Hurgomath worked a wad of clay the size of an ox into a rough humanoid shape. The voice of his parent pricked at his surface, but beneath lay calm certainty. “They can learn. They can live their allotted span fulfilled by whatever meaning and grace they may value.”

“They will throw their allotted spans away in a futile gesture of resistance against the Nonemyr.”

“As I said,” replied Hurgomath, as he fashioned slender limb and attached them to his piece, “they pursue that which they value.”

Princess Naomi signalled to the Captain of Brushes, a hulking blue ogre with a necklace of snake fangs and a tiger-skin coat, who waited at attention beside a blank canvas as tall as two men and as wide as a stream. The ogre dunked both hands into a cauldron bubbling red and scrawled war-poems across the canvas in elegant blood calligraphy. The marshalled combat artists, armed with brushes and pens, attacked their canvases in a frenzy of inspiration, expanding on the Captain’s themes and opening up new fronts to counter the dismal Nonemyr offensive.

“Highness, who do you see?”

Her rueful smile apologised in advance for a lie: “More ghosts that I can count.”

Hurgomath saw otherwise, with eyes undeceived by Nonemyr’s corrosive illusions. Princess Naomi was surrounded on all sides by phantoms of the wronged, the neglected, and every other victim of the Principality of Kepheleq’s institutions and social mores, which she had cultivated with ruthless patience across the many decades of her rule, but only one ghost stood close enough to make itself heard.

Centuries ago, Hurgomath had met the Warrior-Queen Desoldra, both in battle and afterwards. She had been formidable in life, no doubt, but her legend had grown beyond her accomplishments in the years since. Was Princess Naomi dangerously invested in achieving some impossible standard of leadership falsely attributed to the Gleaming Principalities’ founder? Likely, thought Hurgomath, but voicing his suspicions might strengthen them. This battle was hers to fight alone, and the outcome of their conflict would turn on neither her success nor her survival.

He hoped she’d live. Of all the Principalities’ rulers, he disliked her the least.

“That’s not a very good likeness,” remarked the seditious ghost, as Hurgomath’s thumbs pushed clay into crude, bulky armour and soft human features.

“In life, your criticisms were pernicious and insightful, First-Among-Mothers, but your comprehension of creativity was never nuanced. The Nonemyr overplay their hand to express opinions about art in your voice.”

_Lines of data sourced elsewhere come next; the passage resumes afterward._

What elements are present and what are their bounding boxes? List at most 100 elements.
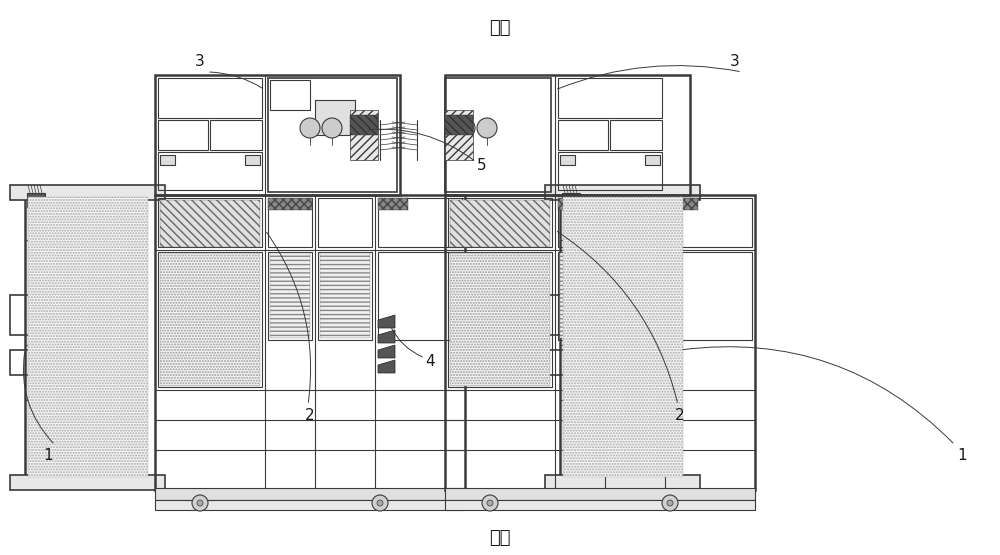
Bar [448,252,552,387]
Bar [445,115,473,135]
Bar [445,78,551,192]
Bar [210,120,262,150]
Text: 3: 3 [730,54,740,69]
Circle shape [487,500,493,506]
Bar [160,155,175,165]
Bar [85,200,140,470]
Bar [158,78,262,118]
Bar [448,198,552,247]
Bar [270,80,310,110]
Bar [320,253,370,338]
Bar [318,198,372,247]
Bar [445,488,755,500]
Circle shape [192,495,208,511]
Bar [350,110,378,160]
Text: 4: 4 [425,355,435,370]
Bar [268,252,312,340]
Bar [545,295,570,335]
Bar [560,253,600,338]
Circle shape [455,118,475,138]
Bar [610,120,662,150]
Bar [10,350,35,375]
Circle shape [482,495,498,511]
Bar [655,295,680,335]
Bar [558,198,602,210]
Text: 室外: 室外 [489,19,511,37]
Text: 3: 3 [195,54,205,69]
Bar [562,193,580,207]
Bar [160,200,260,247]
Bar [450,253,550,386]
Bar [28,197,148,477]
Bar [378,198,408,210]
Bar [160,253,260,386]
Bar [445,500,755,510]
Bar [10,295,35,335]
Bar [155,488,465,500]
Circle shape [197,500,203,506]
Bar [10,475,165,490]
Bar [563,200,618,470]
Bar [545,350,570,375]
Bar [350,115,378,135]
Text: 2: 2 [675,407,685,422]
Bar [28,200,83,470]
Polygon shape [378,345,395,358]
Text: 5: 5 [477,158,487,173]
Bar [155,195,465,490]
Text: 室内: 室内 [489,529,511,547]
Polygon shape [651,330,668,343]
Polygon shape [378,330,395,343]
Bar [558,120,608,150]
Bar [610,253,660,338]
Bar [155,500,465,510]
Bar [245,155,260,165]
Circle shape [377,500,383,506]
Bar [268,78,397,192]
Bar [445,195,755,490]
Bar [668,252,752,340]
Bar [378,252,462,340]
Bar [560,155,575,165]
Bar [645,155,660,165]
Bar [270,253,310,338]
Text: 2: 2 [305,407,315,422]
Bar [558,198,602,247]
Bar [558,252,602,340]
Bar [655,350,680,375]
Bar [25,195,145,475]
Bar [450,200,550,247]
Bar [158,152,262,190]
Polygon shape [651,360,668,373]
Circle shape [322,118,342,138]
Bar [268,198,312,210]
Bar [268,198,312,247]
Bar [668,198,752,247]
Circle shape [662,495,678,511]
Bar [158,120,208,150]
Bar [445,75,690,195]
Bar [608,252,662,340]
Circle shape [300,118,320,138]
Polygon shape [651,345,668,358]
Circle shape [667,500,673,506]
Bar [318,252,372,340]
Bar [620,200,675,470]
Bar [558,152,662,190]
Bar [120,350,145,375]
Circle shape [477,118,497,138]
Bar [120,295,145,335]
Bar [608,198,662,247]
Bar [668,198,698,210]
Text: 1: 1 [43,447,53,462]
Bar [560,195,680,475]
Bar [563,197,683,477]
Bar [545,475,700,490]
Bar [545,185,700,200]
Bar [27,193,45,207]
Bar [10,185,165,200]
Polygon shape [378,315,395,328]
Circle shape [372,495,388,511]
Polygon shape [651,315,668,328]
Bar [445,110,473,160]
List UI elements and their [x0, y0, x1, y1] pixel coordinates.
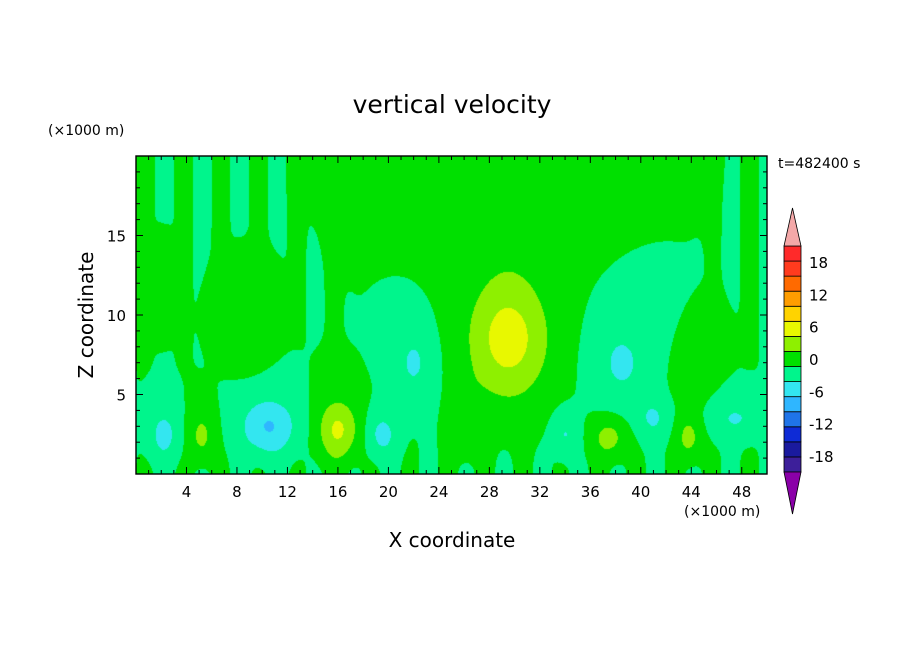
y-tick-label: 5 [116, 387, 126, 405]
colorbar-tick-label: 0 [809, 351, 819, 369]
y-tick-label: 15 [107, 228, 126, 246]
colorbar-swatch [783, 426, 802, 443]
x-tick-label: 8 [232, 483, 242, 501]
x-tick-label: 4 [182, 483, 192, 501]
x-tick-label: 48 [732, 483, 751, 501]
y-unit-label: (×1000 m) [48, 123, 124, 139]
colorbar-swatch [783, 441, 802, 458]
x-axis: 4 8 12 16 20 24 28 32 36 40 44 48 [148, 156, 755, 501]
x-axis-label: X coordinate [389, 528, 516, 552]
x-tick-label: 20 [379, 483, 398, 501]
colorbar-swatch [783, 245, 802, 262]
chart-title: vertical velocity [353, 90, 552, 119]
y-axis-label: Z coordinate [74, 252, 98, 379]
x-tick-label: 24 [429, 483, 448, 501]
x-unit-label: (×1000 m) [684, 504, 760, 520]
colorbar-tick-label: 18 [809, 254, 828, 272]
colorbar-swatch [783, 260, 802, 277]
colorbar-tick-label: -12 [809, 416, 834, 434]
colorbar-bottom-arrow [783, 471, 802, 515]
time-label: t=482400 s [778, 156, 860, 172]
colorbar-swatch [783, 396, 802, 413]
colorbar-swatch [783, 411, 802, 428]
colorbar-swatch [783, 366, 802, 382]
colorbar-tick-label: 6 [809, 319, 819, 337]
y-tick-label: 10 [107, 307, 126, 325]
x-tick-label: 40 [631, 483, 650, 501]
colorbar-tick-label: -18 [809, 448, 834, 466]
x-tick-label: 32 [530, 483, 549, 501]
x-tick-label: 36 [581, 483, 600, 501]
y-axis: 5 10 15 [107, 171, 767, 459]
colorbar-swatch [783, 351, 802, 367]
colorbar-swatch [783, 335, 802, 352]
x-tick-label: 16 [328, 483, 347, 501]
x-tick-label: 12 [278, 483, 297, 501]
colorbar-swatch [783, 320, 802, 337]
colorbar-swatch [783, 456, 802, 473]
colorbar-swatch [783, 381, 802, 398]
colorbar-swatch [783, 290, 802, 307]
colorbar-swatch [783, 275, 802, 292]
x-tick-label: 28 [480, 483, 499, 501]
x-tick-label: 44 [682, 483, 701, 501]
colorbar-swatch [783, 305, 802, 322]
velocity-contour-field [136, 156, 767, 474]
colorbar-tick-label: 12 [809, 286, 828, 304]
colorbar-tick-label: -6 [809, 383, 824, 401]
colorbar-top-arrow [783, 207, 802, 247]
colorbar: 18 12 6 0 -6 -12 -18 [783, 207, 834, 515]
plot-area [135, 155, 768, 475]
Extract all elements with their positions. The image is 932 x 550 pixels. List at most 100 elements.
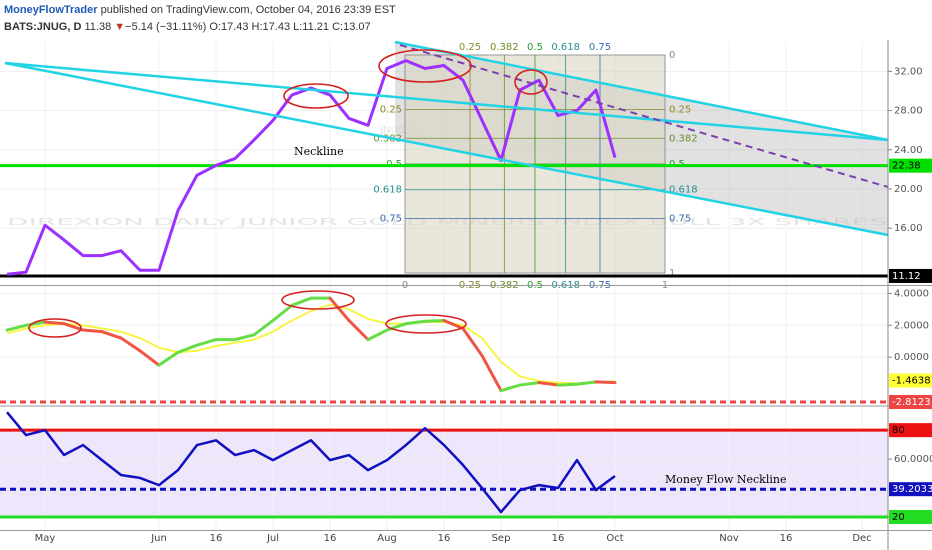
fib-label: 0.75 [669,214,691,225]
oscillator-segment [271,303,294,322]
fib-label: 0 [669,50,675,61]
highlights [28,49,548,338]
value-tag [889,482,932,497]
oscillator-segment [5,323,28,332]
x-tick-label: 16 [324,533,337,544]
y-tick-label: 0.0000 [894,352,929,363]
y-tick-label: 60.0000 [894,454,932,465]
highlight [385,314,467,334]
data-layer [0,59,888,519]
y-tick-label: 24.00 [894,145,923,156]
axis-layer: 16.00 20.00 24.00 28.00 32.00 22.38 11.12 Neckl… [0,40,932,550]
oscillator-segment [100,330,123,340]
value-tag [889,268,932,283]
value-tag-label: 20 [892,512,905,523]
oscillator-segment [119,336,142,353]
oscillator-segment [499,383,522,393]
oscillator-segment [24,320,47,327]
x-tick-label: 16 [438,533,451,544]
last: 11.38 [84,21,112,33]
highlight [28,318,82,338]
annotation-box [292,144,338,160]
arrow: ▼ [114,21,126,33]
oscillator-segment [290,296,313,307]
header-line: BATS:JNUG, D 11.38 ▼−5.14 (−31.11%) O:17… [4,19,396,36]
oscillator-segment [195,338,218,347]
oscillator-segment [442,318,465,330]
fib-label: 0.382 [490,42,519,53]
oscillator-segment [461,326,484,358]
channel-lower [4,61,889,237]
oscillator-segment [157,350,180,367]
value-tag-label: 22.38 [892,161,921,172]
x-tick-label: Oct [606,533,623,544]
oscillator-segment [138,349,161,367]
oscillator-segment [537,381,560,387]
fib-label: 0.618 [551,42,580,53]
value-tag-label: 11.12 [892,271,921,282]
fib-label: 0.618 [669,185,698,196]
x-tick-label: Nov [719,533,739,544]
value-tag [889,423,932,438]
x-tick-label: 16 [780,533,793,544]
oscillator-segment [43,320,66,326]
series-line [6,59,617,276]
fib-label: 0.5 [527,42,543,53]
highlight [378,49,472,83]
oscillator-segment [347,318,370,342]
x-tick-label: 16 [210,533,223,544]
published: published on TradingView.com, October 04… [100,4,396,16]
value-tag [889,158,932,173]
oscillator-segment [556,382,579,387]
value-tag-label: 80 [892,425,905,436]
x-tick-label: Dec [852,533,871,544]
value-tag [889,395,932,410]
oscillator-segment [252,318,275,337]
signal-line [6,303,616,385]
watermark: JNUG, D [379,125,420,136]
x-tick-label: Aug [377,533,397,544]
highlight [281,290,355,310]
fib-label: 1 [669,268,675,279]
oscillator-segment [62,322,85,332]
channel-upper [394,40,889,142]
oscillator-segment [480,354,503,393]
oscillator-segment [423,318,446,323]
value-tag-label: -2.8123 [892,397,931,408]
x-tick-label: Jun [150,533,167,544]
value-tag-label: 39.2033 [892,484,932,495]
oscillator-segment [328,296,351,322]
y-tick-label: 28.00 [894,106,923,117]
fib-label: 0.75 [380,214,402,225]
channel-upper-left [4,61,889,142]
header-line: MoneyFlowTrader published on TradingView… [4,2,396,19]
x-tick-label: Jul [266,533,279,544]
series-line [6,411,616,514]
x-tick-label: 16 [552,533,565,544]
oscillator-segment [176,343,199,354]
fib-label: 0.25 [380,105,402,116]
symbol: BATS:JNUG, D [4,21,82,33]
annotation: Neckline [294,145,344,158]
ohlc: O:17.43 H:17.43 L:11.21 C:13.07 [209,21,371,33]
oscillator-segment [385,322,408,332]
oscillator-segment [233,333,256,342]
fib-label: 0.75 [589,42,611,53]
x-tick-label: Sep [492,533,511,544]
fib-label: 0.25 [459,42,481,53]
oscillator-segment [518,381,541,387]
x-tick-label: May [35,533,56,544]
oscillator-segment [404,319,427,326]
fib-label: 0.618 [373,185,402,196]
y-tick-label: 16.00 [894,223,923,234]
annotation: Money Flow Neckline [665,473,786,486]
y-tick-label: 4.0000 [894,288,929,299]
oscillator-segment [81,328,104,334]
oscillator-segment [594,380,617,385]
oscillator-segment [366,328,389,342]
channel-mid [399,44,889,188]
fib-label: 0.382 [669,133,698,144]
y-tick-label: 2.0000 [894,320,929,331]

The ghost was silent. The notion he had offended it momentarily amused Hurgomath, but he knew better. The Nonemyr were entropy itself, the slow collapse of mountains into dust, and they had no use for feelings other than as weapons slicked with venom.

Princess Naomi’s army deployed their art. Strife-poets casts sonnets of devious wit and cunning; dancers turned whirlwind pirouettes, scattering malicious ghosts; painters drowned despair in studies of light and colour. A song of defiance and hope rumbled across the fields of war, sung by a battalion of armoured unicorns.

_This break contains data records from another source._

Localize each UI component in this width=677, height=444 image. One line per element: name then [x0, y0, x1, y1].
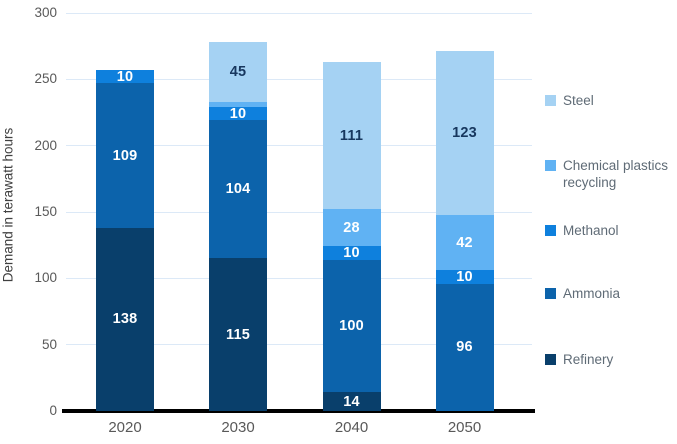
bar-segment-ammonia-2050: 96: [435, 283, 494, 411]
x-axis-label-2020: 2020: [108, 419, 142, 436]
x-axis-label-2050: 2050: [447, 419, 482, 436]
legend-swatch-steel: [545, 95, 556, 106]
legend-swatch-refinery: [545, 354, 556, 365]
gridline-200: [66, 145, 532, 147]
segment-value-label: 115: [226, 326, 250, 343]
legend-swatch-methanol: [545, 225, 556, 236]
segment-value-label: 109: [112, 147, 138, 164]
gridline-100: [66, 277, 532, 279]
y-tick-label-100: 100: [34, 270, 57, 286]
legend-label: Refinery: [563, 352, 614, 367]
legend-item-methanol: Methanol: [545, 222, 619, 239]
legend-item-chemical-plastics-recycling: Chemical plastics recycling: [545, 157, 675, 191]
segment-value-label: 123: [452, 125, 477, 142]
bar-segment-ammonia-2030: 104: [209, 120, 267, 259]
y-tick-label-200: 200: [34, 137, 57, 153]
bar-segment-chemical-plastics-recycling-2040: 28: [322, 209, 381, 247]
segment-value-label: 45: [229, 64, 247, 81]
bar-segment-methanol-2040: 10: [322, 245, 381, 262]
gridline-150: [66, 211, 532, 213]
legend-swatch-chemical-plastics-recycling: [545, 160, 556, 171]
segment-value-label: 10: [116, 68, 134, 85]
bar-segment-steel-2040: 111: [322, 62, 381, 210]
bar-segment-methanol-2020: 10: [96, 68, 154, 85]
segment-value-label: 28: [343, 219, 360, 236]
y-tick-label-150: 150: [34, 204, 57, 219]
bar-segment-ammonia-2020: 109: [96, 83, 154, 228]
x-axis-label-2040: 2040: [334, 419, 369, 436]
legend-item-ammonia: Ammonia: [545, 285, 620, 302]
bar-segment-refinery-2030: 115: [209, 258, 267, 411]
segment-value-label: 100: [339, 318, 364, 335]
y-tick-label-0: 0: [49, 403, 57, 418]
bar-segment-chemical-plastics-recycling-2030: [209, 101, 267, 108]
segment-value-label: 96: [456, 339, 473, 356]
legend-label: Chemical plastics recycling: [563, 158, 669, 190]
legend-item-refinery: Refinery: [545, 351, 613, 368]
bar-segment-methanol-2030: 10: [209, 105, 267, 122]
segment-value-label: 104: [225, 181, 251, 198]
y-tick-label-300: 300: [34, 5, 57, 20]
gridline-300: [66, 12, 532, 14]
legend-item-steel: Steel: [545, 92, 594, 109]
bar-segment-refinery-2020: 138: [96, 227, 154, 411]
gridline-50: [66, 344, 532, 346]
legend-label: Methanol: [563, 223, 619, 238]
y-tick-label-50: 50: [41, 336, 57, 352]
legend-label: Ammonia: [563, 286, 621, 301]
segment-value-label: 10: [343, 245, 360, 262]
bar-segment-chemical-plastics-recycling-2050: 42: [435, 214, 494, 271]
bar-segment-ammonia-2040: 100: [322, 259, 381, 393]
segment-value-label: 10: [456, 269, 473, 285]
bar-segment-steel-2030: 45: [209, 42, 267, 102]
legend-label: Steel: [563, 93, 594, 108]
x-axis-label-2030: 2030: [221, 419, 255, 436]
y-axis-title: Demand in terawatt hours: [0, 127, 16, 283]
x-axis-line: [62, 409, 535, 413]
legend-swatch-ammonia: [545, 288, 556, 299]
y-tick-label-250: 250: [34, 71, 57, 87]
segment-value-label: 14: [343, 393, 360, 410]
bar-segment-steel-2050: 123: [435, 51, 494, 215]
gridline-250: [66, 78, 532, 80]
bar-segment-refinery-2040: 14: [322, 392, 381, 411]
segment-value-label: 138: [112, 311, 138, 328]
bar-segment-methanol-2050: 10: [435, 269, 494, 285]
segment-value-label: 111: [339, 127, 364, 144]
segment-value-label: 10: [229, 105, 247, 122]
segment-value-label: 42: [456, 234, 473, 251]
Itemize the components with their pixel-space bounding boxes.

“It won’t be enough,” said the voice of every ghost at once.

“They’re right,” said Princess Naomi, as she watched a desperate gloom settle on her soldiers.

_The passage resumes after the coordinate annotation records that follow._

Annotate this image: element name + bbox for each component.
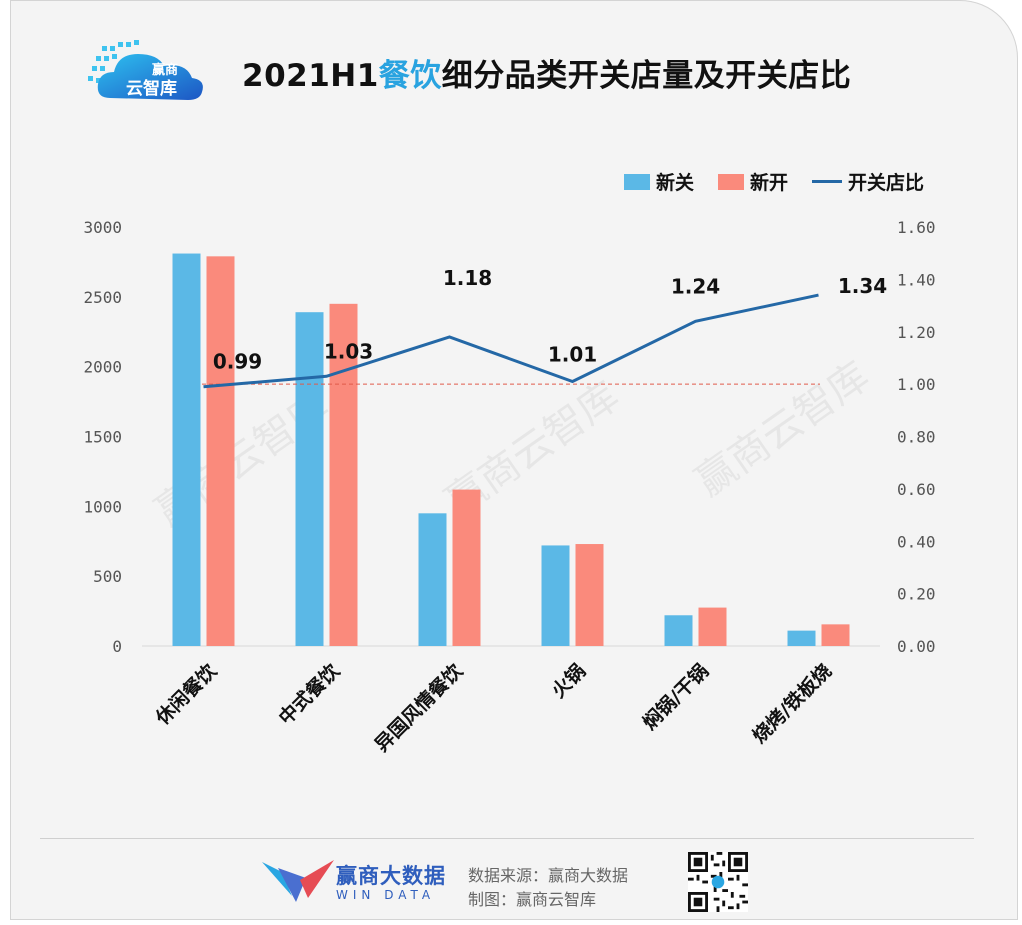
y2-tick-label: 1.60 — [897, 218, 936, 237]
data-label: 1.34 — [838, 274, 887, 298]
title-suffix: 细分品类开关店量及开关店比 — [441, 58, 852, 94]
y-tick-label: 2500 — [83, 288, 122, 307]
y2-tick-label: 1.40 — [897, 270, 936, 289]
salmon-swatch-icon — [718, 173, 745, 190]
watermark-text: 赢商云智库 — [687, 353, 877, 505]
title-prefix: 2021H1 — [242, 58, 379, 94]
legend-label-open: 新开 — [750, 172, 789, 194]
bar-open — [329, 303, 358, 646]
legend-item-close: 新关 — [624, 168, 694, 195]
legend-item-ratio: 开关店比 — [812, 168, 924, 195]
ratio-line — [203, 293, 819, 389]
legend-label-ratio: 开关店比 — [848, 172, 925, 194]
bar-close — [664, 615, 693, 646]
category-label: 烧烤/铁板烧 — [748, 659, 836, 747]
bar-open — [575, 544, 604, 646]
data-label: 0.99 — [213, 350, 262, 374]
legend-label-close: 新关 — [656, 172, 695, 194]
data-label: 1.24 — [671, 274, 720, 298]
y2-tick-label: 0.40 — [897, 532, 936, 551]
legend: 新关 新开 开关店比 — [624, 168, 948, 195]
footer-source: 数据来源：赢商大数据 — [468, 866, 629, 885]
footer-divider — [40, 838, 974, 839]
bar-open — [821, 624, 850, 646]
windata-logo — [262, 860, 334, 902]
y-tick-label: 0 — [112, 637, 122, 656]
line-swatch-icon — [812, 180, 843, 183]
bar-open — [206, 256, 235, 646]
y2-tick-label: 0.60 — [897, 480, 936, 499]
y-tick-label: 1500 — [83, 428, 122, 447]
y2-tick-label: 1.20 — [897, 323, 936, 342]
data-label: 1.03 — [324, 339, 373, 363]
category-label: 火锅 — [547, 659, 590, 702]
bar-close — [787, 630, 816, 646]
bar-close — [295, 312, 324, 646]
data-label: 1.18 — [443, 266, 492, 290]
footer-made-by: 制图：赢商云智库 — [468, 890, 597, 909]
y2-tick-label: 1.00 — [897, 375, 936, 394]
y2-tick-label: 0.20 — [897, 585, 936, 604]
category-label: 焖锅/干锅 — [638, 659, 713, 734]
y-tick-label: 2000 — [83, 358, 122, 377]
bar-close — [541, 545, 570, 646]
y-tick-label: 1000 — [83, 497, 122, 516]
qr-code-icon — [688, 852, 748, 912]
y2-tick-label: 0.80 — [897, 428, 936, 447]
y-tick-label: 3000 — [83, 218, 122, 237]
blue-swatch-icon — [624, 173, 650, 190]
bar-close — [172, 253, 201, 646]
footer-brand-en: WIN DATA — [336, 888, 436, 902]
bar-close — [418, 513, 447, 646]
bar-open — [698, 607, 727, 646]
yingshang-cloud-logo: 赢商 云智库 — [88, 40, 203, 100]
y2-tick-label: 0.00 — [897, 637, 936, 656]
category-label: 中式餐饮 — [274, 659, 345, 730]
chart-title: 2021H1餐饮细分品类开关店量及开关店比 — [242, 50, 851, 95]
logo-text-top: 赢商 — [152, 62, 178, 78]
footer-brand-cn: 赢商大数据 — [336, 864, 446, 888]
data-label: 1.01 — [548, 343, 597, 367]
combo-chart: 赢商云智库 赢商云智库 赢商云智库 050010001500200025003000… — [83, 218, 936, 757]
bar-open — [452, 489, 481, 646]
category-label: 异国风情餐饮 — [370, 659, 468, 757]
y-tick-label: 500 — [93, 567, 122, 586]
logo-text-bottom: 云智库 — [126, 78, 177, 99]
title-highlight: 餐饮 — [378, 58, 442, 94]
legend-item-open: 新开 — [718, 168, 788, 195]
category-label: 休闲餐饮 — [150, 659, 221, 730]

A bard strangled a fellow with a steel harp string.

A minstrel silenced her song in an icy well.

A kerosene bath for cleaning brushes became a funeral pyre for a painter lost to hope.

“They are not,” said Hurgomath. He turned Princess Naomi gently to display his finished statue. His fingers were as cold as ice.

She beheld the statue’s face, which already shone like baked porcelain. “Is that the Stewpot girl? The kitchen-hand?”

“You chose her well,” said the Giant, turning pale. He had given his all to the artwork. “Let her inspire your people to their salvation.”

The howls of thwarted ghosts rose as Hurgomath’s final spark passed into the statue.


Today’s late posting is brought to you by general malaise and a rather overwhelming week. (But it’s still Friday, so it’s totally on time, shut up).